"The Senior Care Resource Network"
One reason for the change may be the increased role of the recruiter
Marysville, WA (Vocus) August 19, 2010
Despite a quarter of slow growth, news outlets have continued to tout health care as the one recession-proof industry, often citing the aging population and their need for care. Finally, the dog has been wagged: July saw healthcare job creation numbers rise to 2009 levels, as 27,000 new jobs were added, according to the U.S. Bureau of Labor Statistics. About 71,000 people overall were hired in July, and the unemployment rate stayed static at 9.5 percent. Meanwhile, outplacement research firm Challenger, Gray & Christmas reported just over 2,000 job losses in the pharmaceutical field in July, which was a small percentage of the 41,000-plus cuts made last month.
Geographically speaking, job postings remained relatively steady in July, according to MedZilla.com, the internet's most established source for health care, pharmaceutical, and biotechnology jobs. There was a slight uptick in postings for sales representatives, balanced out by a drop in medical education postings. The greatest change rates came from companies actively seeking qualified candidates – almost one dozen states showed significant increases in searches, with Florida leading the pack at 5.5 percent. However, three states decreased their searches as well, and in California the drop was almost 8.5 percent.

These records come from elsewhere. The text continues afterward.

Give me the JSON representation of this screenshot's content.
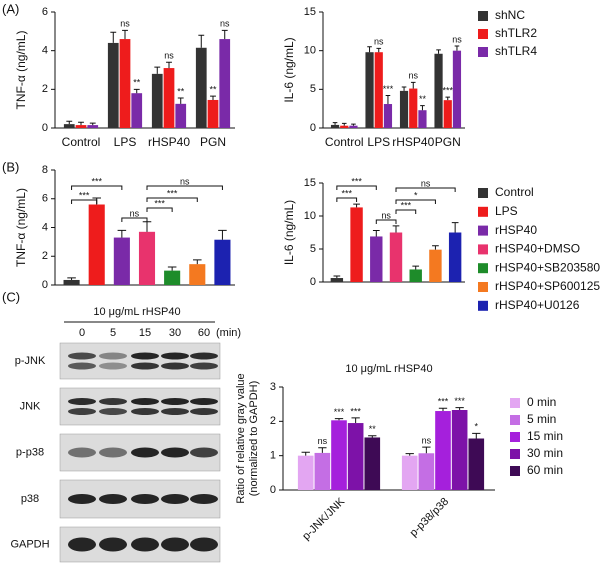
{
  "panel_labels": [
    "(A)",
    "(B)",
    "(C)"
  ],
  "chart_data": [
    {
      "type": "bar",
      "ylabel": "TNF-α (ng/mL)",
      "categories": [
        "Control",
        "LPS",
        "rHSP40",
        "PGN"
      ],
      "series": [
        {
          "name": "shNC",
          "color": "#333333",
          "values": [
            0.2,
            4.4,
            2.8,
            4.15
          ],
          "errors": [
            0.15,
            0.55,
            0.35,
            0.65
          ],
          "labels": [
            null,
            null,
            null,
            null
          ]
        },
        {
          "name": "shTLR2",
          "color": "#ee1c1c",
          "values": [
            0.15,
            4.6,
            3.1,
            1.45
          ],
          "errors": [
            0.15,
            0.45,
            0.3,
            0.2
          ],
          "labels": [
            null,
            "ns",
            "ns",
            "**"
          ]
        },
        {
          "name": "shTLR4",
          "color": "#7a2aa8",
          "values": [
            0.15,
            1.8,
            1.25,
            4.6
          ],
          "errors": [
            0.1,
            0.2,
            0.3,
            0.45
          ],
          "labels": [
            null,
            "**",
            "**",
            "ns"
          ]
        }
      ],
      "ylim": [
        0,
        6
      ],
      "yticks": [
        0,
        2,
        4,
        6
      ],
      "legend": "right"
    },
    {
      "type": "bar",
      "ylabel": "IL-6 (ng/mL)",
      "categories": [
        "Control",
        "LPS",
        "rHSP40",
        "PGN"
      ],
      "series": [
        {
          "color": "#333333",
          "values": [
            0.4,
            9.8,
            4.8,
            9.6
          ],
          "errors": [
            0.3,
            0.7,
            0.5,
            0.5
          ],
          "labels": [
            null,
            null,
            null,
            null
          ]
        },
        {
          "color": "#ee1c1c",
          "values": [
            0.3,
            9.8,
            5.1,
            3.6
          ],
          "errors": [
            0.3,
            0.5,
            0.8,
            0.4
          ],
          "labels": [
            null,
            "ns",
            "ns",
            "***"
          ]
        },
        {
          "color": "#7a2aa8",
          "values": [
            0.3,
            3.1,
            2.3,
            10.0
          ],
          "errors": [
            0.2,
            1.1,
            0.6,
            0.6
          ],
          "labels": [
            null,
            "***",
            "**",
            "ns"
          ]
        }
      ],
      "ylim": [
        0,
        15
      ],
      "yticks": [
        0,
        5,
        10,
        15
      ]
    },
    {
      "type": "bar",
      "ylabel": "TNF-α (ng/mL)",
      "categories": [
        "Control",
        "LPS",
        "rHSP40",
        "rHSP40+DMSO",
        "rHSP40+SB203580",
        "rHSP40+SP600125",
        "rHSP40+U0126"
      ],
      "colors": [
        "#333333",
        "#ee1c1c",
        "#7a2aa8",
        "#e8336d",
        "#1e8c2a",
        "#f47920",
        "#1c22b0"
      ],
      "values": [
        0.35,
        5.6,
        3.3,
        3.7,
        1.0,
        1.45,
        3.15
      ],
      "errors": [
        0.15,
        0.45,
        0.5,
        0.7,
        0.25,
        0.3,
        0.65
      ],
      "comparisons": [
        {
          "from": "Control",
          "to": "LPS",
          "label": "***"
        },
        {
          "from": "Control",
          "to": "rHSP40",
          "label": "***"
        },
        {
          "from": "rHSP40",
          "to": "rHSP40+DMSO",
          "label": "ns"
        },
        {
          "from": "rHSP40+DMSO",
          "to": "rHSP40+SB203580",
          "label": "***"
        },
        {
          "from": "rHSP40+DMSO",
          "to": "rHSP40+SP600125",
          "label": "***"
        },
        {
          "from": "rHSP40+DMSO",
          "to": "rHSP40+U0126",
          "label": "ns"
        }
      ],
      "ylim": [
        0,
        8
      ],
      "yticks": [
        0,
        2,
        4,
        6,
        8
      ],
      "legend": "right"
    },
    {
      "type": "bar",
      "ylabel": "IL-6 (ng/mL)",
      "colors": [
        "#333333",
        "#ee1c1c",
        "#7a2aa8",
        "#e8336d",
        "#1e8c2a",
        "#f47920",
        "#1c22b0"
      ],
      "values": [
        0.6,
        11.3,
        6.9,
        7.5,
        1.9,
        4.9,
        7.5
      ],
      "errors": [
        0.3,
        0.5,
        0.9,
        1.0,
        0.5,
        0.6,
        1.5
      ],
      "comparisons": [
        {
          "from": 0,
          "to": 1,
          "label": "***"
        },
        {
          "from": 0,
          "to": 2,
          "label": "***"
        },
        {
          "from": 2,
          "to": 3,
          "label": "ns"
        },
        {
          "from": 3,
          "to": 4,
          "label": "***"
        },
        {
          "from": 3,
          "to": 5,
          "label": "*"
        },
        {
          "from": 3,
          "to": 6,
          "label": "ns"
        }
      ],
      "ylim": [
        0,
        15
      ],
      "yticks": [
        0,
        5,
        10,
        15
      ]
    },
    {
      "type": "bar",
      "title": "10 μg/mL rHSP40",
      "ylabel": [
        "Ratio of relative gray value",
        "(normalized to GAPDH)"
      ],
      "categories": [
        "p-JNK/JNK",
        "p-p38/p38"
      ],
      "series": [
        {
          "name": "0 min",
          "color": "#e3a6f2",
          "values": [
            1.0,
            1.0
          ],
          "errors": [
            0.1,
            0.06
          ],
          "labels": [
            null,
            null
          ]
        },
        {
          "name": "5 min",
          "color": "#c46ee4",
          "values": [
            1.08,
            1.07
          ],
          "errors": [
            0.15,
            0.18
          ],
          "labels": [
            "ns",
            "ns"
          ]
        },
        {
          "name": "15 min",
          "color": "#a520dc",
          "values": [
            2.03,
            2.3
          ],
          "errors": [
            0.05,
            0.08
          ],
          "labels": [
            "***",
            "***"
          ]
        },
        {
          "name": "30 min",
          "color": "#7d12a8",
          "values": [
            1.95,
            2.33
          ],
          "errors": [
            0.15,
            0.07
          ],
          "labels": [
            "***",
            "***"
          ]
        },
        {
          "name": "60 min",
          "color": "#3e0a55",
          "values": [
            1.53,
            1.5
          ],
          "errors": [
            0.05,
            0.15
          ],
          "labels": [
            "**",
            "*"
          ]
        }
      ],
      "ylim": [
        0,
        3
      ],
      "yticks": [
        0,
        1,
        2,
        3
      ],
      "legend": "right"
    }
  ],
  "blot": {
    "title": "10 μg/mL rHSP40",
    "lanes": [
      "0",
      "5",
      "15",
      "30",
      "60"
    ],
    "unit": "(min)",
    "rows": [
      "p-JNK",
      "JNK",
      "p-p38",
      "p38",
      "GAPDH"
    ]
  }
}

"One reason for the change may be the increased role of the recruiter," said John Burkhardt, MedZilla's Director of Operations. "In the past, recruiters were viewed with something of a critical eye, but as more and more people are applying for jobs, companies want to weed out unqualified candidates quickly. Recruiters can help them do so." However, a recent report in the Kansas City Star (7/24/10) warned that many potential employees are becoming frustrated as it becomes more difficult to navigate a hiring process that includes more hurdles than ever before. A survey by Manpower, Inc. cited in the Star cautioned that employers looking to find the perfect fit are likely to fail, but by only looking for the perfect fit, they neglect candidates who can become perfect with little training.

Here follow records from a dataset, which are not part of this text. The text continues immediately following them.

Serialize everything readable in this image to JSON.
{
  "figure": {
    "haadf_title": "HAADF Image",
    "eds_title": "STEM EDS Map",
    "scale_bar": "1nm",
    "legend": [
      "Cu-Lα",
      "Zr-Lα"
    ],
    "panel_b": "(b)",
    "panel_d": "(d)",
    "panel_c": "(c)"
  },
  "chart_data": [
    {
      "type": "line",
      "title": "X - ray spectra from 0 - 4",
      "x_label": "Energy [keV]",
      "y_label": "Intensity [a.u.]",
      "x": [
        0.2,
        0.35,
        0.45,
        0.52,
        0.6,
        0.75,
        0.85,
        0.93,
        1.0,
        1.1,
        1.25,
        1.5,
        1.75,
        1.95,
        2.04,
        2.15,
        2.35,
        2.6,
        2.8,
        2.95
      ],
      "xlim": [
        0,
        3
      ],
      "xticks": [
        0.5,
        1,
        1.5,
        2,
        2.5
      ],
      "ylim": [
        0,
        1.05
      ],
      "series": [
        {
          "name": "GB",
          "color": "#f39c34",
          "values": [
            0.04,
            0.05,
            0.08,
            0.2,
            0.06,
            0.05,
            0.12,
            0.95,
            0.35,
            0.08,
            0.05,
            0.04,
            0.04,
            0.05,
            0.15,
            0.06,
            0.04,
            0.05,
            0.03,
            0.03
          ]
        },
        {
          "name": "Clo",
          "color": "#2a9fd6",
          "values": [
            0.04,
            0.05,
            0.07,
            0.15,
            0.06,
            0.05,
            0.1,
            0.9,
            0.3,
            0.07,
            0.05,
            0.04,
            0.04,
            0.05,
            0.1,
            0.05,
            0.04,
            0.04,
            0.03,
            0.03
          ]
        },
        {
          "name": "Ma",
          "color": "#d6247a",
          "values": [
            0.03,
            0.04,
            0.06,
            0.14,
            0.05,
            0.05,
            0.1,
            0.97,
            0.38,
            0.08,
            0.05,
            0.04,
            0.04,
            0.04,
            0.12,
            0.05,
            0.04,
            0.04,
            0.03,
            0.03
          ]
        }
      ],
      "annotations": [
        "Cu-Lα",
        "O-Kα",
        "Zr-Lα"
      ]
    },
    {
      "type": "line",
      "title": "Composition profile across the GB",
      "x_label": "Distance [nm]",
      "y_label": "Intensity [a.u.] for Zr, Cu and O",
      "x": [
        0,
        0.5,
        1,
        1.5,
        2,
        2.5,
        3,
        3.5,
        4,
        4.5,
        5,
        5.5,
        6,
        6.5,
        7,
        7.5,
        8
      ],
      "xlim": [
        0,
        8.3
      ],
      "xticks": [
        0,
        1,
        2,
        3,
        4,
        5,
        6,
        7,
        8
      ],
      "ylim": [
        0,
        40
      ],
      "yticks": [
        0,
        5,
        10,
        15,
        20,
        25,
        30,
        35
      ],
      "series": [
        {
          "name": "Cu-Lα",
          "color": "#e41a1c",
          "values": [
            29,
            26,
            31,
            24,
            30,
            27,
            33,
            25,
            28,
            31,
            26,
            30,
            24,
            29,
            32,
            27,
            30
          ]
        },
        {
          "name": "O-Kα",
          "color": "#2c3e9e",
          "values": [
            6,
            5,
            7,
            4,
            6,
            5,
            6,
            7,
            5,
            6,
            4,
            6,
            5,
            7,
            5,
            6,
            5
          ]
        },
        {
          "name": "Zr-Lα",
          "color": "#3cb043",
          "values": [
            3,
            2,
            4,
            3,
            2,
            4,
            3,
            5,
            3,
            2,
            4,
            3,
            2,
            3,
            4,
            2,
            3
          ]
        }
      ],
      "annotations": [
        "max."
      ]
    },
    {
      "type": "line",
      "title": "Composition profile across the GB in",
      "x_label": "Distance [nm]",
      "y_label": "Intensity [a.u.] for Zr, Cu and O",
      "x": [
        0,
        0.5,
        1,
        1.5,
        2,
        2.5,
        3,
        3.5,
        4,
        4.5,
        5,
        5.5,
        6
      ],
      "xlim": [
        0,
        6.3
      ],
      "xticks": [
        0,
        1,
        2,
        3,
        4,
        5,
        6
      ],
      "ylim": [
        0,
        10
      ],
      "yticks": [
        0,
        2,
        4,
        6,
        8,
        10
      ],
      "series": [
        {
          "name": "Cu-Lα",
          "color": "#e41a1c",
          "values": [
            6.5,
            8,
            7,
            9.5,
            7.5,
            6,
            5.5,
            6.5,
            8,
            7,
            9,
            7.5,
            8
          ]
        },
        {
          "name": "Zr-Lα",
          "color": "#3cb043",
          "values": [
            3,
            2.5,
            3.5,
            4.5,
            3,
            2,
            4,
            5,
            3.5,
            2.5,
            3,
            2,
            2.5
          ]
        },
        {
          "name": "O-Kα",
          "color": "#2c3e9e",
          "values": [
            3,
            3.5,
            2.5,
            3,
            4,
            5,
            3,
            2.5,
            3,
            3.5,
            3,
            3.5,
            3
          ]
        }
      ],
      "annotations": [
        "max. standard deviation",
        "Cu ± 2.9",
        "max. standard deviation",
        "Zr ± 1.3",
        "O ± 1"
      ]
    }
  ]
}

As health care companies continue seeking ways to save money that do not involve layoffs – "at this point," said Burkhardt, "most of the people who can be laid off already have been, and making cuts would impact patient care" – some have begun applying efficiency-increasing techniques. Denver Health has adopted practices used by the Toyota Motor Company to both save money and reduce layoffs (denverpost.com, 7/29/10). Others have begun forming accountable care organizations (ACOs), which receive benefits under the U.S. health care reform act (latimes.com, 7/28/10). Still more continue to push technological solutions, especially when it comes to recordkeeping, which will actually create new types of jobs – specifically, people with health care experience who can also run computerized record systems (usnews.com, 7/26/10; mlive.com, 7/21/10). The American Medical Association reported that more job growth is expected this year at hospitals and physicians' offices (amednews.com, 7/26/10). "Even with positive growth expected, however, our numbers are still showing little to no change in the number of people seeking jobs," added Burkhardt.
News was relatively sparse on the layoff front last month. Hospitals in the Cape Fear region of North Carolina have laid off more than 100 people, and as reported earlier this year by the MedZilla employment report, more than 2,000 health care workers lost their jobs in New York City when two hospitals closed (starnewsonline.com, 7/28/10). Insurer Blue Cross Blue Shield of North Carolina is planning to cut administrative costs by 20 percent over the next four years, which could also lead to layoffs, though none have been announced yet (insurancenewsnet.com, 7/15/10).
"With all the primary elections in the U.S. scheduled for July and August, the main topic of conversation regarding health care has been reform, not jobs," said Del Johnston, MedZilla's Client Relations Specialist. "When it comes to reform, one of the many drums the candidates are beating is that small businesses are likely to cut jobs once the plan is fully enacted in 2014." Small business owners will be subject to fines of $2,000 per employee if they employ more than 50 people and do not offer health coverage approved by the reform plan (timesdispatch.com, 7/28/10).
Established in mid-1994, MedZilla is the original and leading web site to serve career and hiring needs for professionals and employers in biotechnology, pharmaceuticals, medicine, science and healthcare. The MedZilla jobs database contains about 7,500 open positions. The resume database currently contains over 285,000 resumes with 16,800 less than three months old. These resources have been characterized as the largest, most comprehensive databases of their kind on the web in the industries served.